Babylon's Bankers

EVER HEARD OF THE STOCK EXCHANGE SPECIALIST?

Are you under the illusion that the New York Stock exchange, whose antics we've all been watching so closely the past couple of weeks, is a free and open auction market? Then, according to this article, think again, and the article speaks for itself, so I will try to limit my commentary due to its length:

How the New York Stock Exchange Really Works

This article, though based on now outdated data, nonetheless points out the manipulated nature of the NYSE. What is far more important, however, in my opinion, is the interlocked nature of the NYSE, the Federal Reserve, the Securities and Exchange Commission, and the revolving door between all of these.

Note that the victim here is the middle class investor, i.e., the small investor with a little extra cash to invest, for depending on the specialist and his marching orders, that investor can either be enriched, or robbed.

I mention all of this because, as our country now begins a political debate over the economy, the role of the Federal Reserve, the national debt, it is important to realize that another component of our economy needs to be brought into the public debate: Do we really want a small cadre of specialists making such decisions for the country?  Does the NYSE need reform, or is the current arrangement satisfactory? Do we need another government bureaucracy when the current one - the SEC - already is so closely connected to the government? Does the revolving door between private business and government agencies really serve the best interests of the people? If not, what can we do to reform the system?

Obviously, not everything with the current system is bad, but there is much broken in our country, as everyone knows, and while our attention is focused on the Fed and its abuses, we need also to remember that there are other institutions that need scrutiny.

5 thoughts on “EVER HEARD OF THE STOCK EXCHANGE SPECIALIST?”

  1. “not everything with the current system is bad”-

    right- and I shot Kennedy with a pop-gun from Mt. Rushmore

  2. I trade my own accounts, not leaving it to some broker. This does require me to actually research, make decisions and (not too often) take the blame if something goes wrong. Overall I do better than the “market avg”. But, try as I may, I can’t convince the people I talk to to take more responsibility for their own finances and retirement. They “trust their broker”, who tucks them into mutual funds they don’t know the composition of, get roped into auction rate securities (rather than a money market acct) then find out how illiquid one can suddenly get, etc.
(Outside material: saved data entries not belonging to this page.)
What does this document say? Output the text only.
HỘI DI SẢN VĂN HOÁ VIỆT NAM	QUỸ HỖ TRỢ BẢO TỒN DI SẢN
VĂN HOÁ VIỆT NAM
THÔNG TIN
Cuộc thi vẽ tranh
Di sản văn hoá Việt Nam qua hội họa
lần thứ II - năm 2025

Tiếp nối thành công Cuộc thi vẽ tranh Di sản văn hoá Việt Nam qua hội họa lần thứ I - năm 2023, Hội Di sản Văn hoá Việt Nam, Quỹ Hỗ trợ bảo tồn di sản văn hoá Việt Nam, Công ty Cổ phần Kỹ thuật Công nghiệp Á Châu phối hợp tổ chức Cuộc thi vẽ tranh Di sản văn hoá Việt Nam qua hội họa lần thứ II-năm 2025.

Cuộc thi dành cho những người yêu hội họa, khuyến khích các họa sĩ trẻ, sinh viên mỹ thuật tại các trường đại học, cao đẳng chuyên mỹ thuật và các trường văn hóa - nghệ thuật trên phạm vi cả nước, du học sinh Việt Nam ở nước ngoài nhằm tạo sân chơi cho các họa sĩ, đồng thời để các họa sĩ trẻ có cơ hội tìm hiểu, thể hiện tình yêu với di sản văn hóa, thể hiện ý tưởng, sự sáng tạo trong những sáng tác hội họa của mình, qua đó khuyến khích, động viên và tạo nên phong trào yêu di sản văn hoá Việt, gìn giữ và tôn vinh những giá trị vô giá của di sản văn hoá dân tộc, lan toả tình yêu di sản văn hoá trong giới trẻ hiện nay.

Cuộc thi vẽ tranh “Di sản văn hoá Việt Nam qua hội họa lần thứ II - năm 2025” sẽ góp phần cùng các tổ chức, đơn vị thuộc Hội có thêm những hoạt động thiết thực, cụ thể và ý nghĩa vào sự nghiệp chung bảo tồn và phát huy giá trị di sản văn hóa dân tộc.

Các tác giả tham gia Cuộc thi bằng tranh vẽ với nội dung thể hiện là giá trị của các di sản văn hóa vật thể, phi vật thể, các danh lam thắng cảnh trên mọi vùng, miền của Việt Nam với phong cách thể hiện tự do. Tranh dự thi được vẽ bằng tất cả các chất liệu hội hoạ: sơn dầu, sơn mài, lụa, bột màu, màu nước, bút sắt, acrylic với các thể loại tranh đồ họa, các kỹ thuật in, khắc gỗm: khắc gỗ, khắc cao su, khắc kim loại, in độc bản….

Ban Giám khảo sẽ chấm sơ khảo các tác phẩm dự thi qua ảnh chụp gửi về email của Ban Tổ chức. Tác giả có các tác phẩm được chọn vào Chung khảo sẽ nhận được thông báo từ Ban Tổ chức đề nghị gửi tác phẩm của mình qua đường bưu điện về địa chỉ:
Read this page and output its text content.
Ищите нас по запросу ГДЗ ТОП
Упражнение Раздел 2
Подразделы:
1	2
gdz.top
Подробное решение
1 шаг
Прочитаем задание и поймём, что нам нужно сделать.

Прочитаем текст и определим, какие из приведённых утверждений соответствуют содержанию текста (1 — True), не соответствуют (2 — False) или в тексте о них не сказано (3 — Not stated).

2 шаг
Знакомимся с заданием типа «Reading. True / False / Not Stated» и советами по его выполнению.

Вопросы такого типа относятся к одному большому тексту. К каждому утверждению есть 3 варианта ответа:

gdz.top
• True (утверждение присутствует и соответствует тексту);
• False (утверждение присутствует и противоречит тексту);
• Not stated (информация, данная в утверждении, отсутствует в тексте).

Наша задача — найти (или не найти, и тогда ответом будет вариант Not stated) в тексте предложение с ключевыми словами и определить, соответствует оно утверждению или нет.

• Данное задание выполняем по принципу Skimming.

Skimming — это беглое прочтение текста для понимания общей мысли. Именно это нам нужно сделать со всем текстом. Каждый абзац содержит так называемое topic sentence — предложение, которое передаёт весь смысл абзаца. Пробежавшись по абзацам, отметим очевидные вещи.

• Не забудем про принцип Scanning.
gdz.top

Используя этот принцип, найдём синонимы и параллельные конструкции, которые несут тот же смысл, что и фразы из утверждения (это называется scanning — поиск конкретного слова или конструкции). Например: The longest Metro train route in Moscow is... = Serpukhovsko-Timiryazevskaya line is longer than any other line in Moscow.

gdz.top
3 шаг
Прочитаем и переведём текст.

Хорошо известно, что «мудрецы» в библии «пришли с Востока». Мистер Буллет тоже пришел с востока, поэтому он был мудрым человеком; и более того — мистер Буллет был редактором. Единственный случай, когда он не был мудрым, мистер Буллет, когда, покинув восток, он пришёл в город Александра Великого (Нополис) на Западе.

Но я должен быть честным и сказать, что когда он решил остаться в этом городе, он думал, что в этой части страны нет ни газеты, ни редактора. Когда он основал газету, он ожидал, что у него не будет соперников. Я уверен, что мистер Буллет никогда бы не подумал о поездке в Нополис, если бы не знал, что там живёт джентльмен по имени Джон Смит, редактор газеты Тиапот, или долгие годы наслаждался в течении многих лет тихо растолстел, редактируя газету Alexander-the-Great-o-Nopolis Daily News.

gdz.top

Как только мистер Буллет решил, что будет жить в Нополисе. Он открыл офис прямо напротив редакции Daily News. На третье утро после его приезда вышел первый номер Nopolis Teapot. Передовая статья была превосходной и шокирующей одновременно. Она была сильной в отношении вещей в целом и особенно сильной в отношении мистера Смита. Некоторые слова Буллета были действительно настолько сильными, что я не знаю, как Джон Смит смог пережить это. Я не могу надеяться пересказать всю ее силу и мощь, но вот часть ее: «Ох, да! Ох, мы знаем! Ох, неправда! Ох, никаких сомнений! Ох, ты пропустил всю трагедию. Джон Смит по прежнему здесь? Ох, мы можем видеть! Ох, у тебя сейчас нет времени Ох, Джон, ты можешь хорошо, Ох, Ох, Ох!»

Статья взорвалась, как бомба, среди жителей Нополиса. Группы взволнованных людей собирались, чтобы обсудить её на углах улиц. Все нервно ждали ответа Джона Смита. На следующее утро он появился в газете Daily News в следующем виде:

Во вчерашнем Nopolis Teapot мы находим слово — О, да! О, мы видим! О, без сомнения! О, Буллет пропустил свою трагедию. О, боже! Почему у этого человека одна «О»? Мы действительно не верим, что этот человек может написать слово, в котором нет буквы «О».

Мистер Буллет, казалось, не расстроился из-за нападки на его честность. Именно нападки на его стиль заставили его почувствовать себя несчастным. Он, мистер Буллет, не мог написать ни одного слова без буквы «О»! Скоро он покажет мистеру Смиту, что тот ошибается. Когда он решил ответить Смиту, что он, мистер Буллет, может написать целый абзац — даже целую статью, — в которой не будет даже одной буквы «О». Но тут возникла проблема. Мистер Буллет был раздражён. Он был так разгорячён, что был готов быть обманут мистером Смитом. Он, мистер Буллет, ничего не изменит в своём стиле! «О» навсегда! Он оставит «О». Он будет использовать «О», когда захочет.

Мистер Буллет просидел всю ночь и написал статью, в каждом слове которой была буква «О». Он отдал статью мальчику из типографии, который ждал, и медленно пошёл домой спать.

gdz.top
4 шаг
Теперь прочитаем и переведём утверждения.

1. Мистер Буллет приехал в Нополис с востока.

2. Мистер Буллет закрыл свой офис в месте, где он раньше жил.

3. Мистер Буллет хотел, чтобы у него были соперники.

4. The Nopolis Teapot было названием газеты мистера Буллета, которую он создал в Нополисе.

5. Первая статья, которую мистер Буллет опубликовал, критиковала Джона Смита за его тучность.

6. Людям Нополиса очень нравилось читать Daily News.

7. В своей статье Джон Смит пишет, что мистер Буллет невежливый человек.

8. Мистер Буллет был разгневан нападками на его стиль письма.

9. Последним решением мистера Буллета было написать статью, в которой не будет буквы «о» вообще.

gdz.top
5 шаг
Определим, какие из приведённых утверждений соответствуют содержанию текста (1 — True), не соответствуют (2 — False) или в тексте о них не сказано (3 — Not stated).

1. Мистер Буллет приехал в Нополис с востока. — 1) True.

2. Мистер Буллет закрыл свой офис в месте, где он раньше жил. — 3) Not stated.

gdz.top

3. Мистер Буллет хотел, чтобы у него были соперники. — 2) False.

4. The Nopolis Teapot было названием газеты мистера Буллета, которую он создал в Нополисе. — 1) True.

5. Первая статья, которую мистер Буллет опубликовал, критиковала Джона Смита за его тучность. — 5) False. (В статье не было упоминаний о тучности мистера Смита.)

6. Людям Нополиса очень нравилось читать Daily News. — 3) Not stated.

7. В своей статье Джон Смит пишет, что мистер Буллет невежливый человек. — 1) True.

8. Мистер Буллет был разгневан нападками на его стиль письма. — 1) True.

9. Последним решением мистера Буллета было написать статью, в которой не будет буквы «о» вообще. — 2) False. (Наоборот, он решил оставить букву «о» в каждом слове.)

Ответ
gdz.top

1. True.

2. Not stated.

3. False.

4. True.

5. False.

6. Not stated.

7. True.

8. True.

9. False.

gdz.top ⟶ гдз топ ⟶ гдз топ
    They love my results, but when faced with the task of doing that themselves, they go all queasy, usually claiming it’s too complicated. Yet when the market goes down (because they have no hedges against that) their broker won’t give them a guarantee, refund or even a simple “sorry”. They will take bad results simply because they have such illiteracy and therefore poor confront of the entire subject of finance. But then going back to the same terminal that gives you bad results, while hoping for good results this time, is just nuts. As Forest Gump said “Stupid is as stupid does.”

  3. Robert Barricklow

    Read Ellen Brown’s Web of Debt.
    & Babylon’s Banksters, the best books on the subject

    Check out: The Max Keiser Report (google it)
    It comes out Tuesdays & Thursday on Rt.com
    It is also archived.

  4. The greed goes on while the American people snooze and watch sports and reality trash. The Fed gives the bank money and they put it into the stock market when it needs to be proped up, then take profits out of it before it drops again. You’re right on Dr. Farrell, the ole middle class takes a hit. We’ll all wake up broke without a country some day as one our founding fathers once stated…. if we don’t stay vigilant. But, we can continue to bomb everybody on the planet without comment from the so called liberals opening their mouths. So be it.